I am still working on a collection of ‘Spiritual’ poetry. I think I just found a quote for the introduction!

 

Rohr on the relationship between silence and compassion…

It is raining today (here at least) and so you can’t be in the garden. The cricket and tennis are rained off and there is no point watching replays. So instead, take some time to listen to Richard Rohr speaking about how silence equips us to find the ways of justice.

I went on an 8 day silent retreat at the beginning of the year. I am still working out its impact in my life, but silence remains a hard thing to find in this age of information overload.

Rohr- silence/compassion

OK, so I am no Picasso…

I have just been looking at some photos of bits and pieces of art that I did recently as part of a retreat. A couple of them I am childishly pleased with and so I offer these to you much in the same way as bringing something home from school to show mum, who will no doubt pin them to her fridge for a while until it gets all curly and finishes in the bin.

The first one was a water colour wash, made when I was thinking about peace. Peace falling like water. As I made the wash, I deliberately left areas dry, almost like islands of anxiety. After the wash dried, I started to fill in the islands with different colours. Blood red and the fear of death. Yellow for sickness. Gold for money. Black for depression. Bright red for anger intolerance and hate.

2013-01-24 18.53.54

A day later, I spent a much longer time making a much bigger piece. In fact I spent around 7 hours cutting out clippings from newspapers, imagining the whole mess of us- the good the bad the glorious. Gathering all the strands of the things that we would hold as important and trying to link it all together.

Next I got hold of some lovely gold acrylic paint and started to paint a tree over all the clippings. I wanted it to be a noble tree, a beautiful tree- to symbolise the Kingdom of God. The tree was not of the newspaper clippings, but it was on them and through them. It did not obliterate the words or the pictures, but it transformed them, illuminated them. It was a totally different medium but it was rooted deep into the mess of it all.

2013-01-25 08.13.46

 

Oh yes- and I forgot about my red birds. They came from this passage in Matthew chapter 6 (part of the sermon on the mount.)

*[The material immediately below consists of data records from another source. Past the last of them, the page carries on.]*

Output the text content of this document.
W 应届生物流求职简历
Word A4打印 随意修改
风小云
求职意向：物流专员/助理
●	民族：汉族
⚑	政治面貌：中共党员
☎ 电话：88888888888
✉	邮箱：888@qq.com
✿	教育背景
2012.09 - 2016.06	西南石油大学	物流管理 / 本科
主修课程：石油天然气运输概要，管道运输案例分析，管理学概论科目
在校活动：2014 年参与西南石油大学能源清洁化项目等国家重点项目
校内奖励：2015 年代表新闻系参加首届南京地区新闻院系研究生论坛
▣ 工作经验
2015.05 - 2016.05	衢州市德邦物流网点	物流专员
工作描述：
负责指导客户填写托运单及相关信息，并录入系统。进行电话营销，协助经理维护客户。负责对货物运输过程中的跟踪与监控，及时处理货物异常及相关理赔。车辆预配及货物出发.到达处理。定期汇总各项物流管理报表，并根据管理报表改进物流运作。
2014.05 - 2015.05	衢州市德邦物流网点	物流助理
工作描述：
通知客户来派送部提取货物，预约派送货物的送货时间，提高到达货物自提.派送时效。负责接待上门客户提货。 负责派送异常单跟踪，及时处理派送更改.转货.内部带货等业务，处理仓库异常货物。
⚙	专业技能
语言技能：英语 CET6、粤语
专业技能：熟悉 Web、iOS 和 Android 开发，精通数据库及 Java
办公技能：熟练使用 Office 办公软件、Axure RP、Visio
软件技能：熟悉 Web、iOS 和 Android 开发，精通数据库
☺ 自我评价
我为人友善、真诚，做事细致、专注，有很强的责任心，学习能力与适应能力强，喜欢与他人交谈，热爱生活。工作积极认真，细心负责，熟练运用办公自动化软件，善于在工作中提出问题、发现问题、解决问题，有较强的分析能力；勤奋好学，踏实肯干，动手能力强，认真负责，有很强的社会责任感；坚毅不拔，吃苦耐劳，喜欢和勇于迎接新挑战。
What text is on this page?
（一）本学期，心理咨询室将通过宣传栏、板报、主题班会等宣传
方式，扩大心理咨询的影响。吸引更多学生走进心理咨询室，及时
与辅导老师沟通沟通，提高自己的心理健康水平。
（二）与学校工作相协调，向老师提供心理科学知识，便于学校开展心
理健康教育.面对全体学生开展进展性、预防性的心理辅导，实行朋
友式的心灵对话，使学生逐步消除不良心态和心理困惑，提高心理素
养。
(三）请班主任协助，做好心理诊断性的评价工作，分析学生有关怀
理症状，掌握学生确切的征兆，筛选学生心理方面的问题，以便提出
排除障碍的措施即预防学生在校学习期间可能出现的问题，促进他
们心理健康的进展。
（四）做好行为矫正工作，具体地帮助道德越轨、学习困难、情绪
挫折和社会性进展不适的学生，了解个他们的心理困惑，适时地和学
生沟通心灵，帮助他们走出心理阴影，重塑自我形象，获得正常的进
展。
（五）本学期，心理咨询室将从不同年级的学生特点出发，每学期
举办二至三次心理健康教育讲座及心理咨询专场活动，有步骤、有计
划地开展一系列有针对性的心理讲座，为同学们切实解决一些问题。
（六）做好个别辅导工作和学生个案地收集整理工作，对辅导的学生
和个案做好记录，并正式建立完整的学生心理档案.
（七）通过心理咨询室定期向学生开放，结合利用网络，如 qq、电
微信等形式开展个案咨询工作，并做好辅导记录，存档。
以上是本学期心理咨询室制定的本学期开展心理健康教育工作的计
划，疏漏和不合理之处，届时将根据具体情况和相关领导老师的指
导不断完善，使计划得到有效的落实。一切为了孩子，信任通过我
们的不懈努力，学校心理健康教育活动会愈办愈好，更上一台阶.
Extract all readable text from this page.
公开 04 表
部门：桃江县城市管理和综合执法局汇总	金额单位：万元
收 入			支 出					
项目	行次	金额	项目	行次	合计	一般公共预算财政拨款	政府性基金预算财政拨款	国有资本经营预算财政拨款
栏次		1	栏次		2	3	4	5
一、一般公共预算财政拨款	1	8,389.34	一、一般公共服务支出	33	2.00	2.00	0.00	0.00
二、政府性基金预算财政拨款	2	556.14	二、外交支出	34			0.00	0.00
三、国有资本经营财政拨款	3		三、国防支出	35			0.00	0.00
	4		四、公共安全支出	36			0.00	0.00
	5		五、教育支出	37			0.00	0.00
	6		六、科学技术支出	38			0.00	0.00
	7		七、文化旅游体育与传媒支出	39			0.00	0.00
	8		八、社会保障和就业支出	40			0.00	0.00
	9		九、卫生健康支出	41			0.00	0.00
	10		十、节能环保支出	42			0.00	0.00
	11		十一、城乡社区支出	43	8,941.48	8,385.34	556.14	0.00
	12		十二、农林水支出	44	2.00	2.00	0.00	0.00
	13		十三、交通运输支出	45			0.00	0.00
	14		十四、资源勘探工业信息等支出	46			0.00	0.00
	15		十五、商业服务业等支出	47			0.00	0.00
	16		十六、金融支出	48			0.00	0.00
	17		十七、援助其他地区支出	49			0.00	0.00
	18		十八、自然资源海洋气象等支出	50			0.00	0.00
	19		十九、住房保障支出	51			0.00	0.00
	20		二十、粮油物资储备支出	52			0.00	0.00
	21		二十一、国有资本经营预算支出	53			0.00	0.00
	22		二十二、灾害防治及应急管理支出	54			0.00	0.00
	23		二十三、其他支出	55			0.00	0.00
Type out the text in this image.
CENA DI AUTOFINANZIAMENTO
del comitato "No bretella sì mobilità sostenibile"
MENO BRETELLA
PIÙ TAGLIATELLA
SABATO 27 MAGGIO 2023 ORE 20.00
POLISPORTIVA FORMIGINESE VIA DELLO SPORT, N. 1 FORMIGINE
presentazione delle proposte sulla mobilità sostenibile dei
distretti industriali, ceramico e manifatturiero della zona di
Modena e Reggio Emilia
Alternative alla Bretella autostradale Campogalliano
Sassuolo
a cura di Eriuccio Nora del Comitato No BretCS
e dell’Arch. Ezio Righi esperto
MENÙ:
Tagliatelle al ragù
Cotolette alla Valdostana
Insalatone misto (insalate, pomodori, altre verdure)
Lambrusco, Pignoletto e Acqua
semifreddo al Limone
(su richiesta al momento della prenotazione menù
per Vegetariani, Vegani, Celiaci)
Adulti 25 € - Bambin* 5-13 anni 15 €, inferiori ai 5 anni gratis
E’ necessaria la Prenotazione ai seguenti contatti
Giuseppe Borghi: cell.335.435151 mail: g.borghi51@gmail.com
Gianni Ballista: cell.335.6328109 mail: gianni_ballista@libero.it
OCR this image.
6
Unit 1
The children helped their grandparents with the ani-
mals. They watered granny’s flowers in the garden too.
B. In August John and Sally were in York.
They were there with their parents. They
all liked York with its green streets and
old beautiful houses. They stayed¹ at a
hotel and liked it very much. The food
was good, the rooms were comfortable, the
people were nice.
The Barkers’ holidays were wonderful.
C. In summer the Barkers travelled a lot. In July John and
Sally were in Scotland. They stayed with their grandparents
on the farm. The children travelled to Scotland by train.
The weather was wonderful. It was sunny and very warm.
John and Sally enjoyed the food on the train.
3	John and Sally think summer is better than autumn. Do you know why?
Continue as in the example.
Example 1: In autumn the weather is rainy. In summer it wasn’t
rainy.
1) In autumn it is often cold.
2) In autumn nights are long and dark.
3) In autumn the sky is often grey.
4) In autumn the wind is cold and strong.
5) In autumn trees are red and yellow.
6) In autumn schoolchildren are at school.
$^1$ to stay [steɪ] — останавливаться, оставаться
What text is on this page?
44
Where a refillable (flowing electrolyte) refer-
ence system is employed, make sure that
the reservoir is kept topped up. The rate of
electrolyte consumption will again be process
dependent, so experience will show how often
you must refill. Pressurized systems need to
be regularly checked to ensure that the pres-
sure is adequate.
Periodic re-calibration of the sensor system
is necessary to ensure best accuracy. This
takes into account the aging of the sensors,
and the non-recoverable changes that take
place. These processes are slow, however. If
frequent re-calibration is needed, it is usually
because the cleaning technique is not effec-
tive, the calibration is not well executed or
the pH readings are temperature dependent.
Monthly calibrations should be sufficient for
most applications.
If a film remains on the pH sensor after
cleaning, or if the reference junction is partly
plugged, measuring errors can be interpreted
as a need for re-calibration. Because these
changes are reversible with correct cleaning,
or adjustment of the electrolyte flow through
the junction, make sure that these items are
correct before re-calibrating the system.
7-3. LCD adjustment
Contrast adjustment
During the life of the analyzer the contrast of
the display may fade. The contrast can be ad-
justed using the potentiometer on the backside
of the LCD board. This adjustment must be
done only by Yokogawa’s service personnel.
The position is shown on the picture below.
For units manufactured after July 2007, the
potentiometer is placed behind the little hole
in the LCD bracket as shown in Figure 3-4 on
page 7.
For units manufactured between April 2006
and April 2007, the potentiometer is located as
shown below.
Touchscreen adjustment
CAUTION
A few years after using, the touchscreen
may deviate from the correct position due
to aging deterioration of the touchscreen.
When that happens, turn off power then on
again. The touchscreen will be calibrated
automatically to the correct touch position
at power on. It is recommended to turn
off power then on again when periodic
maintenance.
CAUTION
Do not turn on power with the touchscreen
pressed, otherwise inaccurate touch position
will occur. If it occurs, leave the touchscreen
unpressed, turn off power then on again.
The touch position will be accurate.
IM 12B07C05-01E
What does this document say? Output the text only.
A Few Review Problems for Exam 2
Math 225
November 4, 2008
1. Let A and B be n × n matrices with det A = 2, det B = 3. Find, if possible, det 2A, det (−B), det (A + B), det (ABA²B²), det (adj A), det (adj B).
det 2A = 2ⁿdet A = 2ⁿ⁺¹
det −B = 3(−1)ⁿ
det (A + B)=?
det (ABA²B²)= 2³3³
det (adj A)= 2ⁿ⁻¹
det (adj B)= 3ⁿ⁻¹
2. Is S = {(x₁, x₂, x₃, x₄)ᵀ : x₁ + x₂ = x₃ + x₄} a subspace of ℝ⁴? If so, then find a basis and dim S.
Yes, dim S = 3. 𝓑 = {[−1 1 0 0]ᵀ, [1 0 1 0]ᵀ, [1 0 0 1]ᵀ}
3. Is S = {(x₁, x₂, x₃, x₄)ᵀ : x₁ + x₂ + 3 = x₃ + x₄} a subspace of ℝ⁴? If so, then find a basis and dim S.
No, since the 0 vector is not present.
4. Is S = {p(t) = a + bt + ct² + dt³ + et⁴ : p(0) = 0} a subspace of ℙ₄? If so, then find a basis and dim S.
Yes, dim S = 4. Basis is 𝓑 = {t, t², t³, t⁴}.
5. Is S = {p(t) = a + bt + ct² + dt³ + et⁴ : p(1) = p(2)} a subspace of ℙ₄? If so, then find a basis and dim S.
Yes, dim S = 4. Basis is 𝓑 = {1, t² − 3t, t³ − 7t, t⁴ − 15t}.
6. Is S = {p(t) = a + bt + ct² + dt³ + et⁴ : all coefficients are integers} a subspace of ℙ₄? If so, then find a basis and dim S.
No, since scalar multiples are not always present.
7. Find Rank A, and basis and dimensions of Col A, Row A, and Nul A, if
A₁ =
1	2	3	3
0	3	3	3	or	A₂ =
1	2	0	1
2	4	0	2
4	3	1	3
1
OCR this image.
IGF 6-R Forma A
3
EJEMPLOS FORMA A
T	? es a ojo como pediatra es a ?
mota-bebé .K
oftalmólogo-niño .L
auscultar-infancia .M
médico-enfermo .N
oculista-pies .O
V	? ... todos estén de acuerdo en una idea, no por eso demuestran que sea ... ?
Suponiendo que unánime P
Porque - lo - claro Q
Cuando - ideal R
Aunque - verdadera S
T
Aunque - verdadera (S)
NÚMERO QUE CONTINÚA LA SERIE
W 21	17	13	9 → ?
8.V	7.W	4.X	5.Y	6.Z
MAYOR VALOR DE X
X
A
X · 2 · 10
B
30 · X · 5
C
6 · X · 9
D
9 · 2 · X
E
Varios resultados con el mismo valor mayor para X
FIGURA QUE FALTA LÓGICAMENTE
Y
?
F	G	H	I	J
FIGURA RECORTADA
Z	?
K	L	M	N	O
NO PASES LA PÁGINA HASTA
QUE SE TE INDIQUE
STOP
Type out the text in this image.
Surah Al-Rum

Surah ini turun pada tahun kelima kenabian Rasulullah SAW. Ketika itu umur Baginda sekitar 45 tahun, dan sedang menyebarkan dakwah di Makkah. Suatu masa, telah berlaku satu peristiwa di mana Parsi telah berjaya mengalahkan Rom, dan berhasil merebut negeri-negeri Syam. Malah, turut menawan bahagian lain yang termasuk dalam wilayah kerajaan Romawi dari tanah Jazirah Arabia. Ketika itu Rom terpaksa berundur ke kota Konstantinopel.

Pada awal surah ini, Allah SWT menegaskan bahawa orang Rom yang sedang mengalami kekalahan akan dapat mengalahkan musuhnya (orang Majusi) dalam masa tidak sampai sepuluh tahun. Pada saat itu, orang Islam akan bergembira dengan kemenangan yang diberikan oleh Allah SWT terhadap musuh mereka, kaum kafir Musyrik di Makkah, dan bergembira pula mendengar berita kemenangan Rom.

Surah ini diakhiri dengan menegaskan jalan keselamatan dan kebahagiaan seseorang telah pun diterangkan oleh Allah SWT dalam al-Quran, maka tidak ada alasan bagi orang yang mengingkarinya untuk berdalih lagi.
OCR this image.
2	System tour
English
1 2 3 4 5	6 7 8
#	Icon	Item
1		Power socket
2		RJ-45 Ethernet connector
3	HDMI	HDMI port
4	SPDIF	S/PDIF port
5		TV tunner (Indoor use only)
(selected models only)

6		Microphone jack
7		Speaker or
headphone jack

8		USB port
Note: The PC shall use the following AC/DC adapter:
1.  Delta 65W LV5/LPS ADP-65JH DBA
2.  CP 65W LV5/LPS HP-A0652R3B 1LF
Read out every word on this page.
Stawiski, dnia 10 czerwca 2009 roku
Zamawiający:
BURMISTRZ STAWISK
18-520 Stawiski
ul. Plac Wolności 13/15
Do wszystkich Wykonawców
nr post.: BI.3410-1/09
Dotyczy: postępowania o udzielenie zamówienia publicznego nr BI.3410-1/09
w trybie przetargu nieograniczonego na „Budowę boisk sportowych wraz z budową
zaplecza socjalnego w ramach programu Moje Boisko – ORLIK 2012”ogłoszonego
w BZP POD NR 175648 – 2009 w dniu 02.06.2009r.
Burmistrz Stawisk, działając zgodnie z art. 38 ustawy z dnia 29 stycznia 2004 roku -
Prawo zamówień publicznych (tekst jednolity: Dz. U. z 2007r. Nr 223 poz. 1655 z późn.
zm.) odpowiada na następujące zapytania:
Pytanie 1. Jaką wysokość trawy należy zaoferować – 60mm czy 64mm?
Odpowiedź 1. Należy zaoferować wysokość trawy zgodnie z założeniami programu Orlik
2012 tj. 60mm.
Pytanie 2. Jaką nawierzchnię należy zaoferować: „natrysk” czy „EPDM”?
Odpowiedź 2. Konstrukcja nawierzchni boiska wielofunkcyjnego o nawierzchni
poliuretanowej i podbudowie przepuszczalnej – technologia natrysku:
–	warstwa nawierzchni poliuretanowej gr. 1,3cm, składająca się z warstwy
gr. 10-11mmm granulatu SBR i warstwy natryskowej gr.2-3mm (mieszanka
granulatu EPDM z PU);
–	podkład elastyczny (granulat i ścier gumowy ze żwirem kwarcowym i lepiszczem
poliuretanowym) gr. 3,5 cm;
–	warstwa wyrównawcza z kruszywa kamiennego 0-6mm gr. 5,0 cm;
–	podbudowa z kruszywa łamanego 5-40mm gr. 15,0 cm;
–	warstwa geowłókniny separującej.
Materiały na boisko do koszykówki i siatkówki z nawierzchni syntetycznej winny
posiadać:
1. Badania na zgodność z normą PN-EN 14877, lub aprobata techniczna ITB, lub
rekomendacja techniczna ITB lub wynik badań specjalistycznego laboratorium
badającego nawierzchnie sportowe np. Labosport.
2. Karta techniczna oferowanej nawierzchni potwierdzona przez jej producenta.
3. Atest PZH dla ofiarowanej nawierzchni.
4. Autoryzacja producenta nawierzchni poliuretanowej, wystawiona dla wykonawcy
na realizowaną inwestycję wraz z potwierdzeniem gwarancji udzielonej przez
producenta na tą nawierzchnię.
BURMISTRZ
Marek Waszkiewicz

25 ‘Therefore I tell you, do not worry about your life, what you will eat or drink; or about your body, what you will wear. Is not life more than food, and the body more than clothes? 26 Look at the birds of the air; they do not sow or reap or store away in barns, and yet your heavenly Father feeds them. Are you not much more valuable than they? 27 Can any one of you by worrying add a single hour to your life[e]?

28 ‘And why do you worry about clothes? See how the flowers of the field grow. They do not labour or spin. 29 Yet I tell you that not even Solomon in all his splendour was dressed like one of these. 30 If that is how God clothes the grass of the field, which is here today and tomorrow is thrown into the fire, will he not much more clothe you – you of little faith? 31 So do not worry, saying, “What shall we eat?” or “What shall we drink?” or “What shall we wear?” 32 For the pagans run after all these things, and your heavenly Father knows that you need them. 33 But seek first his kingdom and his righteousness, and all these things will be given to you as well. 34 Therefore do not worry about tomorrow, for tomorrow will worry about itself. Each day has enough trouble of its own.

 

Lost…

sheep, snow, high contrast

 

Towards the beginning of my retreat, I wrote this;

 

Lost sheep

Through trees wearing ice where leaves

once were, I follow the map that

someone kindly laid for me.

Over stile that skates my boots and

into fields wiped clean, skittered

only by claws of creatures who watch

me blunder by from cover.

A hedge a road a bog a bridge a pause to

mop and catch my breath, a buzzard low in

silhouette, too-early lamb almost indivisible from

mother, who all but knits for him a jumper.

I am no-where. At least not where I

ought to be. Not mappable. No surrender to

conspiracies of cartographers.

It came to me that only when we

lose a path can we discover our own.

But these too have all been walked before.